In 1927, the Federal Council of Switzerland was aiming to standardise the non-uniform cantonal laws and regulations regarding road traffic. The proposed bill was rejected in a statewide referendum. In March 1932, a new draft bill was passed by the Federal Assembly, which took effect on 1 December 1932. This marked the beginning of federal road traffic legislation.

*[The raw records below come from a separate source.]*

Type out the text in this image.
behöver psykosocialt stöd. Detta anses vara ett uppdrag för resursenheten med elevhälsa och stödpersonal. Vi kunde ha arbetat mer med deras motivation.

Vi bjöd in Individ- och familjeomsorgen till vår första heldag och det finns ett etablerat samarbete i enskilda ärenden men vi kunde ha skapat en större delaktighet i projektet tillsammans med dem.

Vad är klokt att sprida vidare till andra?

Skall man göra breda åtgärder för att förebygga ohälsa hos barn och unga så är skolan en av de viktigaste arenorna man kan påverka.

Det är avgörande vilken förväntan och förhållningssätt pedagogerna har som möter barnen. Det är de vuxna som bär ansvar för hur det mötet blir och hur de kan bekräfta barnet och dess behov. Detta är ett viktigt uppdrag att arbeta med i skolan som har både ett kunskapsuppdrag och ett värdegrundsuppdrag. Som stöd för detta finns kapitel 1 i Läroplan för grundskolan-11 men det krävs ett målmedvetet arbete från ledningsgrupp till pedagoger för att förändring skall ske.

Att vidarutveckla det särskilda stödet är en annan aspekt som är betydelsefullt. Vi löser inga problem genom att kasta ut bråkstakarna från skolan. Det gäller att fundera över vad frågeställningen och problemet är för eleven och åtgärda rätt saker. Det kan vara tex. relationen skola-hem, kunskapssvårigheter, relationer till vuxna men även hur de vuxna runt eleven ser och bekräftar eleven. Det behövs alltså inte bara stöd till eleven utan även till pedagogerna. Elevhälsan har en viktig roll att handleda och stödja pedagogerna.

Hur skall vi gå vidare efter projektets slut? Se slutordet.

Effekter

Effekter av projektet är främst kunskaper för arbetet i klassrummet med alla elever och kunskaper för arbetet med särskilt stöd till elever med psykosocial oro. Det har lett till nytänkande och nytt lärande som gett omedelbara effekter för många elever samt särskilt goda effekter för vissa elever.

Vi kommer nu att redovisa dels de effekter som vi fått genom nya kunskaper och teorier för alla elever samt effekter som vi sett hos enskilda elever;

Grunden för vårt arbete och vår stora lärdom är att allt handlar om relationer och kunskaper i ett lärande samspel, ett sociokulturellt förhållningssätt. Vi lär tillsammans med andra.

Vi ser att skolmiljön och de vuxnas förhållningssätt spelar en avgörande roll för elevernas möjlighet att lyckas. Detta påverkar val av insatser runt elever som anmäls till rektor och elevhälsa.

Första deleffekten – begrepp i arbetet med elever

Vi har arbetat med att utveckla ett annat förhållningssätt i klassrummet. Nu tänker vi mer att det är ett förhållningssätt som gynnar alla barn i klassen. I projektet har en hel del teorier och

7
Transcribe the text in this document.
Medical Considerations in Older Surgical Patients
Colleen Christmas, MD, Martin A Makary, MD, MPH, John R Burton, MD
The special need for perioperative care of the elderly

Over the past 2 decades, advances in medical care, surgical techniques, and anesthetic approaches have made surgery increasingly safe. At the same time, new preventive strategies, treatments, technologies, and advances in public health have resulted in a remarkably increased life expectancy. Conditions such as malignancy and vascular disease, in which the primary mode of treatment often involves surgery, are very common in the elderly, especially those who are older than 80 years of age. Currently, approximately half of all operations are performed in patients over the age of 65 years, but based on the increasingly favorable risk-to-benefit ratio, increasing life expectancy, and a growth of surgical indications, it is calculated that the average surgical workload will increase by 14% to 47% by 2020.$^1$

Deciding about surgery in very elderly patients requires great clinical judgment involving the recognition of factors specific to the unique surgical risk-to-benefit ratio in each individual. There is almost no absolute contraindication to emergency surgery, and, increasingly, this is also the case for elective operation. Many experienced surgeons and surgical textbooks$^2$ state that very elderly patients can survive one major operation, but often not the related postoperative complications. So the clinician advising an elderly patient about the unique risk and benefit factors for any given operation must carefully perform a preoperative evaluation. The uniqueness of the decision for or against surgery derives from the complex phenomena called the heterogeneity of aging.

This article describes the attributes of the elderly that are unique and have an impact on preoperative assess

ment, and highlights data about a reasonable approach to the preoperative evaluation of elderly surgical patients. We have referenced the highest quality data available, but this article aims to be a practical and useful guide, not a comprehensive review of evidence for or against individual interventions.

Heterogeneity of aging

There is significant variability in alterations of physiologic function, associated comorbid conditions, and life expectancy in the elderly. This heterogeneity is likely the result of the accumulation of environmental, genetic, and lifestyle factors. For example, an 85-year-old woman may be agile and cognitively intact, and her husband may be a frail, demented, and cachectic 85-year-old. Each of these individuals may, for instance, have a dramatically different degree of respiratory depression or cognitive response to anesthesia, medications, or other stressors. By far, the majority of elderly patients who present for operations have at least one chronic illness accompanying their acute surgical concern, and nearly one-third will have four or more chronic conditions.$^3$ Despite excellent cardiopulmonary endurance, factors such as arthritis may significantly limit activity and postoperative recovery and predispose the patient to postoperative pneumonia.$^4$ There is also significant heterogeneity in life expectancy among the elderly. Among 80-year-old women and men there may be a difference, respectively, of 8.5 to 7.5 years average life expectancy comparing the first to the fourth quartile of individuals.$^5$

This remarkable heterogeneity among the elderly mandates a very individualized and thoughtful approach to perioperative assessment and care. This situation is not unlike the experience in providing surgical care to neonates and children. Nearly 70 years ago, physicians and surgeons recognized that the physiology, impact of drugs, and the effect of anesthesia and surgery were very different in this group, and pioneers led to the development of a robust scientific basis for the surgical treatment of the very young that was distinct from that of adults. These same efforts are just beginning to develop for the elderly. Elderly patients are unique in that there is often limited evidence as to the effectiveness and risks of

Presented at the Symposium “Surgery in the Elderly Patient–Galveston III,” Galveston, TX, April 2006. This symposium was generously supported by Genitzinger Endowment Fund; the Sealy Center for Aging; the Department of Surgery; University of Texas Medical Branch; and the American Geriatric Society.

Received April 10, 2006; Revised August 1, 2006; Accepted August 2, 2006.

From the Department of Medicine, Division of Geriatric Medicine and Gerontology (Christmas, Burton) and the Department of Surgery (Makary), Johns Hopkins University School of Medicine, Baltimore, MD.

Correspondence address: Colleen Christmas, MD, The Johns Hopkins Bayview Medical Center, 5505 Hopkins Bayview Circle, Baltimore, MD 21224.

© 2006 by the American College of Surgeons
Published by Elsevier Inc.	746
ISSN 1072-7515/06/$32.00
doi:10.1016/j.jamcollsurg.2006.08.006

After the automobile ban was lifted in 1925, the number of motor vehicles in the canton of Grisons grew sharply, increasing almost ten-fold within just six years, from 260 to 2,262 vehicles.

| Year | Cars | Trucks | Motorbikes | Total |
|---|---|---|---|---|
| 1925 | 136 | 7 | 117 | 260 |
| 1926 | 283 | 31 | 300 | 614 |
| 1927 | 412 | 35 | 482 | 929 |
| 1928 | 612 | 43 | 706 | 1,361 |
| 1929 | 814 | 58 | 903 | 1,775 |
| 1930 | 1,051 | 75 | 1,136 | 2,262 |

As Grisons was the last Swiss canton to allow motorised traffic, road development was slow: In the 1960s, just one-third of the roads in the canton of Grisons were paved, while in the rest of Switzerland, 76% of roads were paved.